Dava, faturaya dayalı olarak başlatılan ilamsız icra takibine vaki itirazın iptali istemine ilişkindir.
TTK’nın 4. maddesine göre; ticarî davaların iki grup altında incelenmesi mümkündür. Bunlar; tarafların sıfatına ve işin ticarî işletmeyle ilgili olup olmadığına bakılmaksızın ticarî sayılan davalar (mutlak ticari davalar) ile her iki taraf için de ticari sayılan hususlardan doğan davalar (nispi ticari davalar)dır.
Mutlak Ticari Dava; tarafların tacir olup olmadıklarına ve dava konusu edilen işin ticari nitelikte olup olmadığına bakılmaksızın ticari dava olarak sayılan davalar olup, TTK’nın 4/1. maddesinde a ve f bentlerinde 6 bent halinde sayılan dava türleri mutlak ticari davadır.
Nisbi ticari dava ise; her iki tarafı tacir olan ve tarafların ticari işletmesi ile ilgili olan uyuşmazlıklar nisbi ticari dava olarak adlandırılmaktadır.
TTK’nın gerekçesinde; ticari davalar ile ticari olmayan hukuk davalarını ayırmada kullanılan kıstasın “bir yandan her iki tarafın tacir sıfatı ve uyuşmazlığın konusunu teşkil eden işin bu sebepten dolayı ticari sayılması keyfiyeti, diğer yandan tarafların sıfatına bakılmaksızın sadece işin ticari mahiyeti” olduğu açıklanmıştır.
Bu anlamda bir davanın nisbi ticari dava sayılabilmesi için; uyuşmazlığın her iki tarafının tacir olması ve uyuşmazlığın her iki tarafın ticari işletmesi ile ilgili olması gerekli ve zorunludur.
Antalya Vergi Dairesi Başkanlığı’nın 13/09/2021 tarihli cevabi yazısında; davalı …’ un dava konusu faturaların düzenlenme tarihi olan 2018 yılında,işletme hesabı esasına göre defter tuttuğu,2019 yılında da işletme hesabı esasına göre defter tuttuğu ancak faaliyetini terk ettiği bildirilerek yazı ekinde yıllık gelir vergisi beyannamelerinin gönderildiği görülmüştür.Davalının,faturaların düzenlenme ve faaliyetini terk tarihi itibariyle işletme hesabı esasına göre defter tuttuğu ve gelir beyannamelerinin incelendiğinde gelirin esnaf boyutunda olduğu anlaşılmıştır.
Her ne kadar davacı şirket olsa da davalının tacir olmaması nedeni ile eldeki davanın nispi ticari dava olmadığı görülmüştür.
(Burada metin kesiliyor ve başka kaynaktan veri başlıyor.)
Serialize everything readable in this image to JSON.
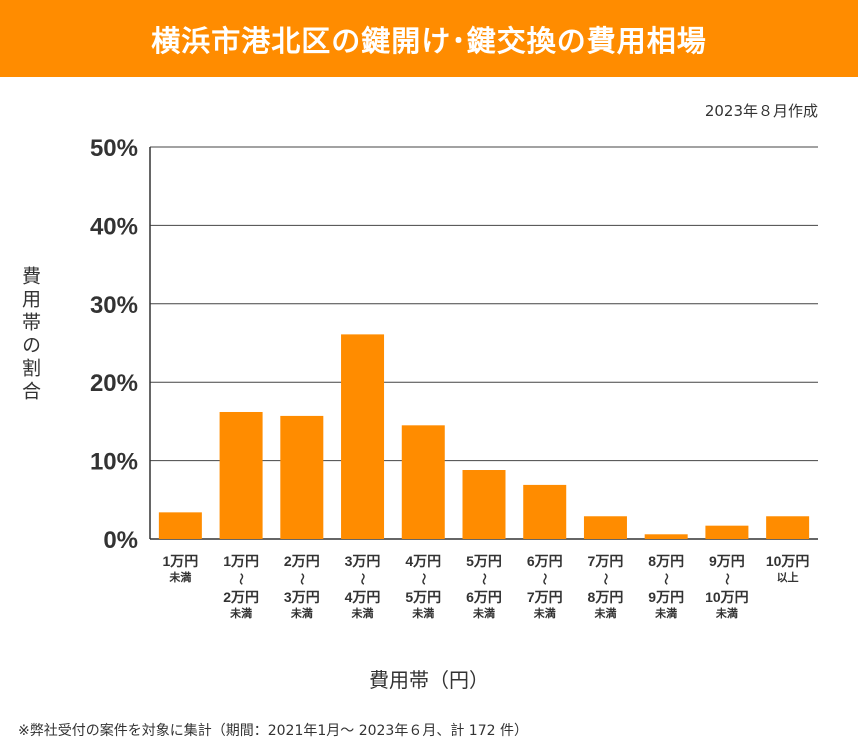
{
  "header": {
    "title": "横浜市港北区の鍵開け･鍵交換の費用相場"
  },
  "date_note": "2023年８月作成",
  "footnote": "※弊社受付の案件を対象に集計（期間：2021年1月～ 2023年６月、計 172 件）",
  "colors": {
    "accent": "#ff8c00",
    "bar": "#ff8c00",
    "grid": "#444444"
  },
  "chart_data": {
    "type": "bar",
    "xlabel": "費用帯（円）",
    "ylabel": "費用帯の割合",
    "ylim": [
      0,
      50
    ],
    "yticks": [
      "0%",
      "10%",
      "20%",
      "30%",
      "40%",
      "50%"
    ],
    "ytick_values": [
      0,
      10,
      20,
      30,
      40,
      50
    ],
    "grid": true,
    "categories": [
      {
        "top": "1万円",
        "sep": "",
        "bottom": "",
        "suffix": "未満"
      },
      {
        "top": "1万円",
        "sep": "～",
        "bottom": "2万円",
        "suffix": "未満"
      },
      {
        "top": "2万円",
        "sep": "～",
        "bottom": "3万円",
        "suffix": "未満"
      },
      {
        "top": "3万円",
        "sep": "～",
        "bottom": "4万円",
        "suffix": "未満"
      },
      {
        "top": "4万円",
        "sep": "～",
        "bottom": "5万円",
        "suffix": "未満"
      },
      {
        "top": "5万円",
        "sep": "～",
        "bottom": "6万円",
        "suffix": "未満"
      },
      {
        "top": "6万円",
        "sep": "～",
        "bottom": "7万円",
        "suffix": "未満"
      },
      {
        "top": "7万円",
        "sep": "～",
        "bottom": "8万円",
        "suffix": "未満"
      },
      {
        "top": "8万円",
        "sep": "～",
        "bottom": "9万円",
        "suffix": "未満"
      },
      {
        "top": "9万円",
        "sep": "～",
        "bottom": "10万円",
        "suffix": "未満"
      },
      {
        "top": "10万円",
        "sep": "",
        "bottom": "",
        "suffix": "以上"
      }
    ],
    "values": [
      3.4,
      16.2,
      15.7,
      26.1,
      14.5,
      8.8,
      6.9,
      2.9,
      0.6,
      1.7,
      2.9
    ]
  }
}
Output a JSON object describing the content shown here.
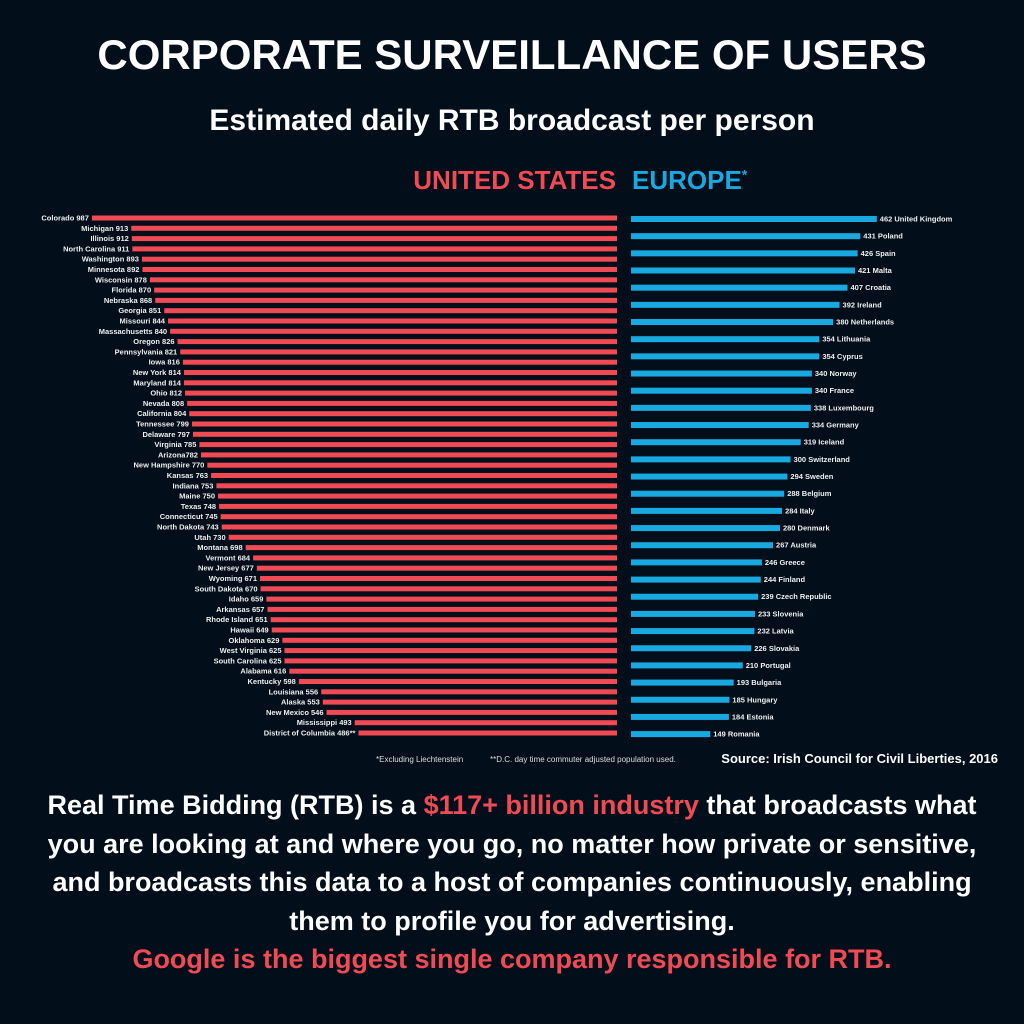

Bu nedenle somut uyuşmazlığın genel hükümler uyarınca HMK 2. maddesi gereği genel görevli mahkeme olan Asliye Hukuk Mahkemesinde görülmesi gerekmektedir. (BKZ.Kayseri Bölge Adliye Mahkemesi 3. Hukuk Dairesi 2019/28 Esas 2019/36 Karar sayılı ilamı)
6335 Sayılı Yasanın 2. Maddesi ile 6102 Sayılı TTK’nun 5. Maddesinin 3 ve 4 nolu fıkraları değiştirilerek Ticaret Mahkemeleri ile Asliye Hukuk Mahkemeleri arasındaki iş bölümü ilişkisi görev ilişkisine dönüştürülmüştür. Görev hususu HMK’nun 114/1-c maddesi uyarına dava şartlarından olup yargılamanın her aşamasında re’sen dikkate alınır. Mahkememizce açıklanan nedenlerle görevsizlik kararı verilmesi gerekmiştir.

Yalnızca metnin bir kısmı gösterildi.